Trotz gesunkener Erlöse konnte die Brauerei ihr Ergebnis steigern. Vor Zinsen und Steuern (Ebit) konnte Karlsberg ein Ergebnis von 8,3 Millionen Euro erzielen – nach 8,1 Millionen Euro im Vorjahr. Damit ist das Unternehmen weiter auf dem Weg der Ergebnisverbesserung – 2012 lag das Ebit noch bei 5,3 Millionen Euro. „Für uns zählt Ertrag, nicht Menge“, sagte Christian Weber mit Blick auf das laufende Jahr.

Zusätzliche Erträge erhofft sich Karlsberg nicht nur aus eigenen Neuheiten, sondern auch aus der Kooperation mit Partnerbrauereien. Bei den eigenen Innovationen wächst vor allem das alkoholfreie Segment. Die Gründels-Linie habe im vergangenen Jahr rund 1,3 Prozent zugelegt – wobei besonders die Neuheit Gründels Radler mit einem Plus von 39 Prozent und einem Anteil von 14 Prozent am Gründels-Absatz hervorragend gelaufen ist. Auch Gründels-Fresh sei leicht gewachsen, sagt Weber. Das klassische Gründels alkoholfrei habe dagegen verloren. Neuen Schub in diesem Segment soll ein Gründels Malzbier bringen. Bei dem Mischbier Mixery wiederum erweitert ein Mate-Wodka-Mix das Portfolio.

Wachstum erhofft sich Weber aber auch aus Getränken anderer Brauereien , die Karlsberg schrittweise in das Programm aufnimmt, unter anderem eine gebraute Ingwer-Limonade, Tee-Getränke und Kult-Biere aus Italien oder Spanien.

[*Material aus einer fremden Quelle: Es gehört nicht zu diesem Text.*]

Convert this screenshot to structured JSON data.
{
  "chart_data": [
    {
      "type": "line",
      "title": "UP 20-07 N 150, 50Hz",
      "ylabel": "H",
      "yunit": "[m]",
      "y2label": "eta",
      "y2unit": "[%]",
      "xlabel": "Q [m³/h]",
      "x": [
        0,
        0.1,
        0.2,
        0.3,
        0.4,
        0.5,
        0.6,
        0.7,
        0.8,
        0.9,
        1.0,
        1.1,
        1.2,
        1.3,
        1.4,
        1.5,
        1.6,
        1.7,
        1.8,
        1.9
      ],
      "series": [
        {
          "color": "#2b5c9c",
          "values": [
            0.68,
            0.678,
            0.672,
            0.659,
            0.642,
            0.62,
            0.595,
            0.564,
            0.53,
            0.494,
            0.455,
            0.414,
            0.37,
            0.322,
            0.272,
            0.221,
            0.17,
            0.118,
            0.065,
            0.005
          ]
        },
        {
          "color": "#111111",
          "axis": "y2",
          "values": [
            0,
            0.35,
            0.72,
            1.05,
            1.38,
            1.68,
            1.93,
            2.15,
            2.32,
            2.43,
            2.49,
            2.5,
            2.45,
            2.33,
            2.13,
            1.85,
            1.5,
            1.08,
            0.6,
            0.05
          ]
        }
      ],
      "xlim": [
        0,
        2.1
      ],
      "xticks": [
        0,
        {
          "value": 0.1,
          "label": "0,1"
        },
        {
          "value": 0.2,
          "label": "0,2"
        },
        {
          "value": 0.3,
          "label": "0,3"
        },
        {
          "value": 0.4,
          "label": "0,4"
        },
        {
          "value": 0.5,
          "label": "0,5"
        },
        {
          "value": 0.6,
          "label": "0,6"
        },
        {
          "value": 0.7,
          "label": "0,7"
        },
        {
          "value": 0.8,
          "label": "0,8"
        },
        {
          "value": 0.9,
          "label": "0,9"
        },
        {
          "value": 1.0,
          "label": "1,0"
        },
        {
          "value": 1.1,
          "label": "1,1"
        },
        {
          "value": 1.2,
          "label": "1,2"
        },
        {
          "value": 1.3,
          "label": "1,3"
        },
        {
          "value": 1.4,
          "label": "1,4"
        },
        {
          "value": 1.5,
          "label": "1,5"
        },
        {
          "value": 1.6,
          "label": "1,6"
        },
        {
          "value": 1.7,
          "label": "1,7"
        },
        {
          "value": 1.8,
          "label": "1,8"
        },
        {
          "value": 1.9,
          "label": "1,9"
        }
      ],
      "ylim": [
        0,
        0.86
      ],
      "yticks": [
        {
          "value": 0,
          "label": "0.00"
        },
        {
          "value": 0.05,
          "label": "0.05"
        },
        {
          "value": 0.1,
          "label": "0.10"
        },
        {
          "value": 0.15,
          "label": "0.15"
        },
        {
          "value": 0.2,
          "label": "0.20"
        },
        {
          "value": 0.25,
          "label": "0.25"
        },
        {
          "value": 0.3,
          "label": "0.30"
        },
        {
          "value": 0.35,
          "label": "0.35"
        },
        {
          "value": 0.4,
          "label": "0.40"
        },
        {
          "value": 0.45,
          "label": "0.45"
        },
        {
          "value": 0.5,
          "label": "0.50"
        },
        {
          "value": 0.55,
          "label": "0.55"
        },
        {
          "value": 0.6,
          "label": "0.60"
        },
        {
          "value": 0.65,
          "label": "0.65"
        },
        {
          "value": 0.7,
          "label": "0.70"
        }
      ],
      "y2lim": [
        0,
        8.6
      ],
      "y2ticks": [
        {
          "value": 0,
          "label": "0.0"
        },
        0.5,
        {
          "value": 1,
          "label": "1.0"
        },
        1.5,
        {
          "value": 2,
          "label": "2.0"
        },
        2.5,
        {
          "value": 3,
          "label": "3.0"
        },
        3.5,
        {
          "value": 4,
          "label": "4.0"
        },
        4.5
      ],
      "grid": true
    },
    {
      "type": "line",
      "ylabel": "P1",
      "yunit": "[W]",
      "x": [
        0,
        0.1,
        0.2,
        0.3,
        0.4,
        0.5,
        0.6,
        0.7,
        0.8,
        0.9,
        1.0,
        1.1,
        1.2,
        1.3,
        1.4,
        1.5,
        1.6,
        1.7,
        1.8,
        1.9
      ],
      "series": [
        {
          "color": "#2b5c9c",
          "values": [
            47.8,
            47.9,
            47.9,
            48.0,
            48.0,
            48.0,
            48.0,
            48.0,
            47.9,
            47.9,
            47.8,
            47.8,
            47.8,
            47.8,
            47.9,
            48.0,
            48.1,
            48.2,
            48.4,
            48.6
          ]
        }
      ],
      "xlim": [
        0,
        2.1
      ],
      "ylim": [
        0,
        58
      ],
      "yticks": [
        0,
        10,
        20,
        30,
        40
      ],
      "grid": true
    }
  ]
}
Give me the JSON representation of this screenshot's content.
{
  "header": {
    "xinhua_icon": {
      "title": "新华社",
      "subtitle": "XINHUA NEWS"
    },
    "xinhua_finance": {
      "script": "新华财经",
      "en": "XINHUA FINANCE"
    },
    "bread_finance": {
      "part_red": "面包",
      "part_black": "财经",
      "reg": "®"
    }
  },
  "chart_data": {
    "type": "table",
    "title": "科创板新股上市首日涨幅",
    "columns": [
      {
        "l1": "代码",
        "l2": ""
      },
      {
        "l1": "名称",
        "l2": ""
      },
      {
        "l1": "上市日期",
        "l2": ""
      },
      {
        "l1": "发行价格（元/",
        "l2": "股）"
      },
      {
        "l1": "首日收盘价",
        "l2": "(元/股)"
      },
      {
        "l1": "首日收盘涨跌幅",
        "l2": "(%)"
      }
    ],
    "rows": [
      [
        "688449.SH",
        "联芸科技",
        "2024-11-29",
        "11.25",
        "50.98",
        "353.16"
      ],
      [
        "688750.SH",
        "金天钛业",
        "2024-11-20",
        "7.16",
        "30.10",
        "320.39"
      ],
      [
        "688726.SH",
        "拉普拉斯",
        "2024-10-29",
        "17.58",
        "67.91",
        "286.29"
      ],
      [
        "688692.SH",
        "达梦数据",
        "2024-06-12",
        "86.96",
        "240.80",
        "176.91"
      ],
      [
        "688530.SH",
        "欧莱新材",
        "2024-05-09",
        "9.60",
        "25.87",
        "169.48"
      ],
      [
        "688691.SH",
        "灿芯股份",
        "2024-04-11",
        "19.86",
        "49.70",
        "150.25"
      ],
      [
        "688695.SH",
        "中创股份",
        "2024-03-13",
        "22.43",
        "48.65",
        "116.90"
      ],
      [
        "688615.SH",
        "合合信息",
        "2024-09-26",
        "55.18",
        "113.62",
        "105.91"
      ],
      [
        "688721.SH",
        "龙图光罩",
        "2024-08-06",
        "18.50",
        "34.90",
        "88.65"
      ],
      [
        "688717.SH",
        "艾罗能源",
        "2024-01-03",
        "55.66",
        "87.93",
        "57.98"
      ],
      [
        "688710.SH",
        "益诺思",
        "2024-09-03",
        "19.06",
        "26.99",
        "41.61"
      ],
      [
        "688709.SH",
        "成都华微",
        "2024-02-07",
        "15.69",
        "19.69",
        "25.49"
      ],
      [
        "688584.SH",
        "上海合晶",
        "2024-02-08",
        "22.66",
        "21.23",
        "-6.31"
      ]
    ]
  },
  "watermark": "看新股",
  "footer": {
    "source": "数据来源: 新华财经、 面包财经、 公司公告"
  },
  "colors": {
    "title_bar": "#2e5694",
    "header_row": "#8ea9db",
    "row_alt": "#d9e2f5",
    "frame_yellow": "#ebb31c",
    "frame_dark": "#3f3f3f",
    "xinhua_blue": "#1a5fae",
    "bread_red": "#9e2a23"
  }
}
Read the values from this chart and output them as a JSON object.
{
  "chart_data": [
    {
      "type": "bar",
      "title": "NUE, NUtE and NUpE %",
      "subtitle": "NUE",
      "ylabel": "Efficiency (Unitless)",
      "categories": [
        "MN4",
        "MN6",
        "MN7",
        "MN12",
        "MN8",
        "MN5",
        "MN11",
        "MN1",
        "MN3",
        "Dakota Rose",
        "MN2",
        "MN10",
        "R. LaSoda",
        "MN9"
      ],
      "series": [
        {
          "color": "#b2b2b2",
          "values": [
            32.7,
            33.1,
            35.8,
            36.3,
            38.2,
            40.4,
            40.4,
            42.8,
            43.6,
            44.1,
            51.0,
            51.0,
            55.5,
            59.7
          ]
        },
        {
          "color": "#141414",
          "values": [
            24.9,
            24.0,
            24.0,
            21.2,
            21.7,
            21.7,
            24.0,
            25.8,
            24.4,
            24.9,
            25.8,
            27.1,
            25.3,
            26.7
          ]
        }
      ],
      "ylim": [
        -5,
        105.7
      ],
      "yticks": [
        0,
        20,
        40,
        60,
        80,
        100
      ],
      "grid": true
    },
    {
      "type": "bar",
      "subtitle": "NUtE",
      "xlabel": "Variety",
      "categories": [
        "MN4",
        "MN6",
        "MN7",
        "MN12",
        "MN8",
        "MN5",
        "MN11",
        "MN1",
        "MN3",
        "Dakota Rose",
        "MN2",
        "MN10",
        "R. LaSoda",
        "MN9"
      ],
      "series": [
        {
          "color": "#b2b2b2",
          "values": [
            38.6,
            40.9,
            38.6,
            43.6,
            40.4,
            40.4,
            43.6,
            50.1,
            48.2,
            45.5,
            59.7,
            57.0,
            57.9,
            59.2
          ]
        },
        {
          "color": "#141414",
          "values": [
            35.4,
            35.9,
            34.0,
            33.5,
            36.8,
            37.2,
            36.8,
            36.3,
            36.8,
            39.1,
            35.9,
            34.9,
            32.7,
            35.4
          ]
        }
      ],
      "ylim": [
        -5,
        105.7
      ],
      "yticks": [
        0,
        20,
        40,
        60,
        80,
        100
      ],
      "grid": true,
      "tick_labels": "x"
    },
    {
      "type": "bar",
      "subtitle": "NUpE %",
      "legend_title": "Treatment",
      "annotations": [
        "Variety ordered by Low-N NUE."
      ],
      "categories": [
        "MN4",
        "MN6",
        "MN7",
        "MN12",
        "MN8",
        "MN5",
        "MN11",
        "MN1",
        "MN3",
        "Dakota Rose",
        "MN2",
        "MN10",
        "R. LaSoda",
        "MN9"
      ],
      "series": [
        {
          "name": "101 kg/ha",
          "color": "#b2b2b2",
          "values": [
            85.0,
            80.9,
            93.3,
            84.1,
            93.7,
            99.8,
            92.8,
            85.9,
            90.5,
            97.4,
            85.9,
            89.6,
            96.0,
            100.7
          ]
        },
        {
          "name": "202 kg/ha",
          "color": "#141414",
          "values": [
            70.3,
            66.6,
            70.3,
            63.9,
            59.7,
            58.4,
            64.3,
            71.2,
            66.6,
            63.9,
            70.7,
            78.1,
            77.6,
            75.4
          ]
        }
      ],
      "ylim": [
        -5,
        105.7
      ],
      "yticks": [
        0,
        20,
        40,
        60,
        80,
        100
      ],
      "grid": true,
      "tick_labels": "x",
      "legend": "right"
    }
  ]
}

Investoren, die bei Karlsberg 2012 die Anleihe über 30 Millionen Euro gezeichnet haben, müssen sich auf eine frühzeitige Rückzahlung einstellen. Finanzchef Breuling kündigte gestern an, die Anleihe möglicherweise durch eine neue Anleihe abzulösen. Auf diese Weise will das Unternehmen von den gesunkenen Kreditzinsen profitieren. Die bisherige Anleihe, die eigentlich bis 2017 läuft, ist mit 7,375 Prozent vergleichsweise hoch verzinst.